La volonté de laisser une trace durable sur le territoire revient aussi. Présent aux côtés de Gaëlle Poussin pour Loire Connexion, Frédéric Veillon dit notamment sa fierté d’avoir contribué à l’acquisition du buste de Gaston d’Orléans, appelé à rester « à jamais » au château royal de Blois. Chez CIC Ouest, le raisonnement avancé repose davantage sur l’ancrage territorial. L’entreprise replace son engagement dans la continuité de sa présence locale. « C’est logique pour nous d’accompagner sous cette forme notre belle ville de Blois », explique ainsi Sophie Legueux.

Les chemins qui conduisent au Cercle sont donc différents. Ils passent par les valeurs revendiquées par une entreprise, son histoire locale, l’intérêt pour un projet particulier ou le souhait de contribuer à la dynamique de la ville. Mais tous supposent que la participation ait un sens au-delà d’une simple transaction financière.

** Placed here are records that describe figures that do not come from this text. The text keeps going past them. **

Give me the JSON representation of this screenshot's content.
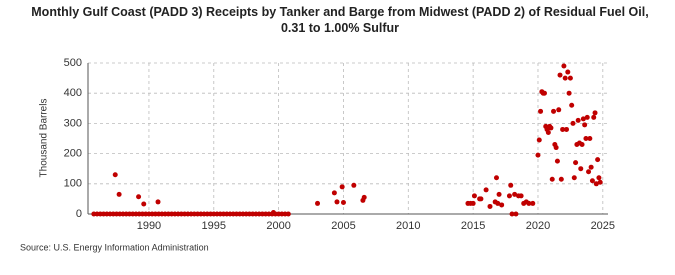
{
  "chart_data": {
    "type": "scatter",
    "title": "Monthly Gulf Coast (PADD 3) Receipts by Tanker and Barge from Midwest (PADD 2) of Residual Fuel Oil, 0.31 to 1.00% Sulfur",
    "y_label": "Thousand Barrels",
    "source": "Source: U.S. Energy Information Administration",
    "xlim": [
      1985.3,
      2025.4
    ],
    "xticks": [
      1990,
      1995,
      2000,
      2005,
      2010,
      2015,
      2020,
      2025
    ],
    "ylim": [
      0,
      500
    ],
    "yticks": [
      0,
      100,
      200,
      300,
      400,
      500
    ],
    "grid": true,
    "series": [
      {
        "color": "#c00000",
        "x": [
          1985.75,
          1986,
          1986.25,
          1986.5,
          1986.75,
          1987,
          1987.25,
          1987.5,
          1987.75,
          1988,
          1988.25,
          1988.5,
          1988.75,
          1989,
          1989.25,
          1989.5,
          1989.75,
          1990,
          1990.25,
          1990.5,
          1990.75,
          1991,
          1991.25,
          1991.5,
          1991.75,
          1992,
          1992.25,
          1992.5,
          1992.75,
          1993,
          1993.25,
          1993.5,
          1993.75,
          1994,
          1994.25,
          1994.5,
          1994.75,
          1995,
          1995.25,
          1995.5,
          1995.75,
          1996,
          1996.25,
          1996.5,
          1996.75,
          1997,
          1997.25,
          1997.5,
          1997.75,
          1998,
          1998.25,
          1998.5,
          1998.75,
          1999,
          1999.25,
          1999.5,
          1999.75,
          2000,
          2000.25,
          2000.5,
          2000.75,
          1987.4,
          1987.7,
          1989.2,
          1989.6,
          1990.7,
          1999.6,
          2003,
          2004.3,
          2004.5,
          2004.9,
          2005,
          2005.8,
          2006.5,
          2006.6,
          2014.6,
          2014.8,
          2015,
          2015.1,
          2015.5,
          2015.6,
          2016,
          2016.3,
          2016.7,
          2016.8,
          2016.9,
          2017,
          2017.2,
          2017.8,
          2017.9,
          2018,
          2018.2,
          2018.3,
          2018.5,
          2018.7,
          2018.9,
          2019.1,
          2019.3,
          2019.6,
          2020,
          2020.1,
          2020.2,
          2020.3,
          2020.4,
          2020.5,
          2020.6,
          2020.7,
          2020.8,
          2020.9,
          2021,
          2021.1,
          2021.2,
          2021.3,
          2021.4,
          2021.5,
          2021.6,
          2021.7,
          2021.8,
          2021.9,
          2022,
          2022.1,
          2022.2,
          2022.3,
          2022.4,
          2022.5,
          2022.6,
          2022.7,
          2022.8,
          2022.9,
          2023,
          2023.1,
          2023.2,
          2023.3,
          2023.4,
          2023.5,
          2023.6,
          2023.7,
          2023.8,
          2023.9,
          2024,
          2024.1,
          2024.2,
          2024.3,
          2024.4,
          2024.5,
          2024.6,
          2024.7,
          2024.8
        ],
        "values": [
          0,
          0,
          0,
          0,
          0,
          0,
          0,
          0,
          0,
          0,
          0,
          0,
          0,
          0,
          0,
          0,
          0,
          0,
          0,
          0,
          0,
          0,
          0,
          0,
          0,
          0,
          0,
          0,
          0,
          0,
          0,
          0,
          0,
          0,
          0,
          0,
          0,
          0,
          0,
          0,
          0,
          0,
          0,
          0,
          0,
          0,
          0,
          0,
          0,
          0,
          0,
          0,
          0,
          0,
          0,
          0,
          0,
          0,
          0,
          0,
          0,
          130,
          65,
          57,
          33,
          40,
          5,
          35,
          70,
          40,
          90,
          38,
          95,
          45,
          55,
          35,
          35,
          35,
          60,
          50,
          50,
          80,
          25,
          40,
          120,
          35,
          65,
          30,
          60,
          95,
          0,
          65,
          0,
          60,
          60,
          35,
          40,
          35,
          35,
          195,
          245,
          340,
          405,
          400,
          400,
          290,
          280,
          270,
          290,
          285,
          115,
          340,
          230,
          220,
          175,
          345,
          460,
          115,
          280,
          490,
          450,
          280,
          470,
          400,
          450,
          360,
          300,
          120,
          170,
          230,
          310,
          235,
          150,
          230,
          315,
          295,
          250,
          320,
          140,
          250,
          155,
          110,
          320,
          335,
          100,
          180,
          120,
          105
        ]
      }
    ]
  }
}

Un réseau qui produit aussi des rencontres

Un autre effet, moins quantifiable, est apparu au fil des cinq années sur l’écosystème : le Cercle des mécènes met en relation des entreprises qui ne se connaissaient pas nécessairement. Julien Nolière insiste sur cette dimension. « C’est du lien, finalement, qui permet de se connaître », explique-t-il, évoquant les échanges entre partenaires, entreprises et équipes municipales. « C’est aussi une façon de créer du lien et de la convivialité », poursuit-il.

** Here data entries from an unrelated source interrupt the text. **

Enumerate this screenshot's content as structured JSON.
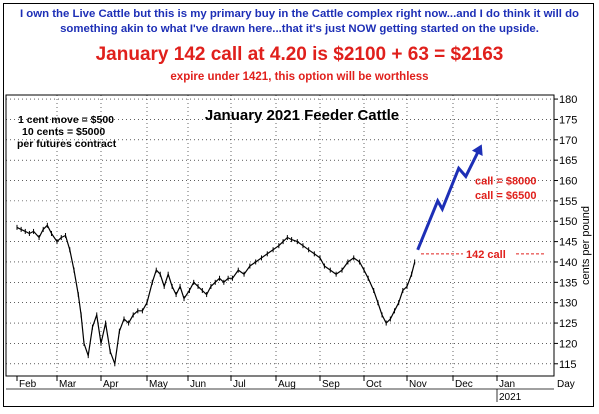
{
  "header": {
    "line1": "I own the Live Cattle  but this is my primary buy in the Cattle complex right now...and I do think it will do something akin to what I've drawn here...that it's just NOW getting started on the upside.",
    "line2": "January 142 call at 4.20 is $2100 + 63 = $2163",
    "line3": "expire under 1421, this option will be worthless"
  },
  "colors": {
    "header_blue": "#1d2fb6",
    "accent_red": "#e0201c",
    "price": "#000000",
    "projection": "#1d2fb6"
  },
  "chart_data": {
    "type": "line",
    "title": "January 2021 Feeder Cattle",
    "ylabel": "cents per pound",
    "ylim": [
      112,
      181
    ],
    "yticks": [
      115,
      120,
      125,
      130,
      135,
      140,
      145,
      150,
      155,
      160,
      165,
      170,
      175,
      180
    ],
    "x_months": [
      "Feb",
      "Mar",
      "Apr",
      "May",
      "Jun",
      "Jul",
      "Aug",
      "Sep",
      "Oct",
      "Nov",
      "Dec",
      "Jan"
    ],
    "x_year_label": "2021",
    "x_unit_label": "Day",
    "grid": true,
    "notes": [
      "1 cent move = $500",
      "10 cents = $5000",
      "per futures contract"
    ],
    "series": [
      {
        "values": [
          {
            "x": "Feb 1",
            "y": 148.5
          },
          {
            "x": "Feb 4",
            "y": 148
          },
          {
            "x": "Feb 7",
            "y": 147.5
          },
          {
            "x": "Feb 10",
            "y": 147
          },
          {
            "x": "Feb 13",
            "y": 147.5
          },
          {
            "x": "Feb 17",
            "y": 146
          },
          {
            "x": "Feb 20",
            "y": 148
          },
          {
            "x": "Feb 23",
            "y": 149
          },
          {
            "x": "Feb 26",
            "y": 147
          },
          {
            "x": "Mar 1",
            "y": 145
          },
          {
            "x": "Mar 4",
            "y": 146
          },
          {
            "x": "Mar 7",
            "y": 146.5
          },
          {
            "x": "Mar 10",
            "y": 143
          },
          {
            "x": "Mar 13",
            "y": 138
          },
          {
            "x": "Mar 16",
            "y": 132
          },
          {
            "x": "Mar 18",
            "y": 127
          },
          {
            "x": "Mar 20",
            "y": 120
          },
          {
            "x": "Mar 23",
            "y": 117
          },
          {
            "x": "Mar 26",
            "y": 124
          },
          {
            "x": "Mar 29",
            "y": 127
          },
          {
            "x": "Apr 1",
            "y": 120
          },
          {
            "x": "Apr 4",
            "y": 125
          },
          {
            "x": "Apr 7",
            "y": 118
          },
          {
            "x": "Apr 10",
            "y": 115
          },
          {
            "x": "Apr 13",
            "y": 123
          },
          {
            "x": "Apr 16",
            "y": 126
          },
          {
            "x": "Apr 19",
            "y": 125
          },
          {
            "x": "Apr 22",
            "y": 127
          },
          {
            "x": "Apr 25",
            "y": 128
          },
          {
            "x": "Apr 28",
            "y": 128
          },
          {
            "x": "May 1",
            "y": 130
          },
          {
            "x": "May 5",
            "y": 135
          },
          {
            "x": "May 8",
            "y": 138
          },
          {
            "x": "May 11",
            "y": 137
          },
          {
            "x": "May 14",
            "y": 134
          },
          {
            "x": "May 17",
            "y": 137
          },
          {
            "x": "May 20",
            "y": 134
          },
          {
            "x": "May 23",
            "y": 132
          },
          {
            "x": "May 26",
            "y": 134
          },
          {
            "x": "May 29",
            "y": 131
          },
          {
            "x": "Jun 2",
            "y": 133
          },
          {
            "x": "Jun 5",
            "y": 135
          },
          {
            "x": "Jun 8",
            "y": 134
          },
          {
            "x": "Jun 11",
            "y": 133
          },
          {
            "x": "Jun 14",
            "y": 132
          },
          {
            "x": "Jun 17",
            "y": 134
          },
          {
            "x": "Jun 20",
            "y": 135
          },
          {
            "x": "Jun 23",
            "y": 136
          },
          {
            "x": "Jun 26",
            "y": 135
          },
          {
            "x": "Jun 29",
            "y": 136
          },
          {
            "x": "Jul 2",
            "y": 136
          },
          {
            "x": "Jul 6",
            "y": 138
          },
          {
            "x": "Jul 10",
            "y": 137
          },
          {
            "x": "Jul 14",
            "y": 139
          },
          {
            "x": "Jul 18",
            "y": 140
          },
          {
            "x": "Jul 22",
            "y": 141
          },
          {
            "x": "Jul 26",
            "y": 142
          },
          {
            "x": "Jul 30",
            "y": 143
          },
          {
            "x": "Aug 3",
            "y": 144
          },
          {
            "x": "Aug 6",
            "y": 145
          },
          {
            "x": "Aug 9",
            "y": 146
          },
          {
            "x": "Aug 12",
            "y": 145.5
          },
          {
            "x": "Aug 16",
            "y": 145
          },
          {
            "x": "Aug 20",
            "y": 144
          },
          {
            "x": "Aug 24",
            "y": 143
          },
          {
            "x": "Aug 28",
            "y": 142
          },
          {
            "x": "Sep 1",
            "y": 141
          },
          {
            "x": "Sep 4",
            "y": 139
          },
          {
            "x": "Sep 8",
            "y": 138
          },
          {
            "x": "Sep 12",
            "y": 137
          },
          {
            "x": "Sep 16",
            "y": 138
          },
          {
            "x": "Sep 20",
            "y": 140
          },
          {
            "x": "Sep 24",
            "y": 141
          },
          {
            "x": "Sep 28",
            "y": 140
          },
          {
            "x": "Oct 1",
            "y": 138
          },
          {
            "x": "Oct 4",
            "y": 136
          },
          {
            "x": "Oct 8",
            "y": 133
          },
          {
            "x": "Oct 11",
            "y": 130
          },
          {
            "x": "Oct 14",
            "y": 127
          },
          {
            "x": "Oct 17",
            "y": 125
          },
          {
            "x": "Oct 20",
            "y": 126
          },
          {
            "x": "Oct 23",
            "y": 128
          },
          {
            "x": "Oct 26",
            "y": 130
          },
          {
            "x": "Oct 29",
            "y": 133
          },
          {
            "x": "Nov 1",
            "y": 134
          },
          {
            "x": "Nov 4",
            "y": 137
          },
          {
            "x": "Nov 6",
            "y": 140
          }
        ]
      }
    ],
    "projection": {
      "values": [
        {
          "x": "Nov 8",
          "y": 143
        },
        {
          "x": "Nov 21",
          "y": 155
        },
        {
          "x": "Nov 24",
          "y": 153
        },
        {
          "x": "Dec 5",
          "y": 163
        },
        {
          "x": "Dec 10",
          "y": 161
        },
        {
          "x": "Dec 20",
          "y": 168
        }
      ]
    },
    "reference_line": {
      "y": 142,
      "label": "142 call"
    },
    "annotations": [
      {
        "text": "call = $8000",
        "y": 160
      },
      {
        "text": "call = $6500",
        "y": 156.5
      }
    ]
  }
}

Cercle des mécènes de Blois
Cercle des mécènes de Blois | Photo : Marc Alvarez

Mécénat et sponsoring, deux réalités différentes

Le chiffre de 2,1 millions d’euros recouvre en réalité plusieurs formes de soutien. Ce montant ne correspond pas uniquement à du mécénat financier : il comprend aussi le parrainage. Si le mécénat s’inscrit dans une logique de soutien à l’intérêt général, sans contrepartie commerciale équivalente, le parrainage, ou sponsoring, relève davantage d’une démarche de communication et de visibilité pour l’entreprise. Le Macadam blésois l’illustre clairement : depuis 2022, l’événement a bénéficié de 82 755 euros de sponsoring, apportés par seize partenaires. Et même au sein du mécénat, les chiffres agrègent des réalités différentes : versements financiers, apports en nature et compétences mises à disposition.

Quoi qu’il en soit, l’histoire du Cercle des mécènes raconte un changement de dimension. Il ne se concentre pas sur quelques grands monuments, ni même sur la culture. Il intervient dans un accueil périscolaire, un lieu destiné aux victimes de violences, des plantations, un parc, des animations hivernales ou encore des équipements pour les cyclistes. Pour Maxime Blot, qui parle de cette mission comme d’« une véritable fierté », le bilan mesure le chemin parcouru : 84 entreprises, 37 projets, 202 conventions et 2,1 millions d’euros mobilisés. Pour la suite, l’enjeu sera sans doute moins d’élargir sans cesse le Cercle que de consolider ce qui fait sa force depuis 2021 : la capacité à réunir, autour de projets communs, des acteurs du territoire.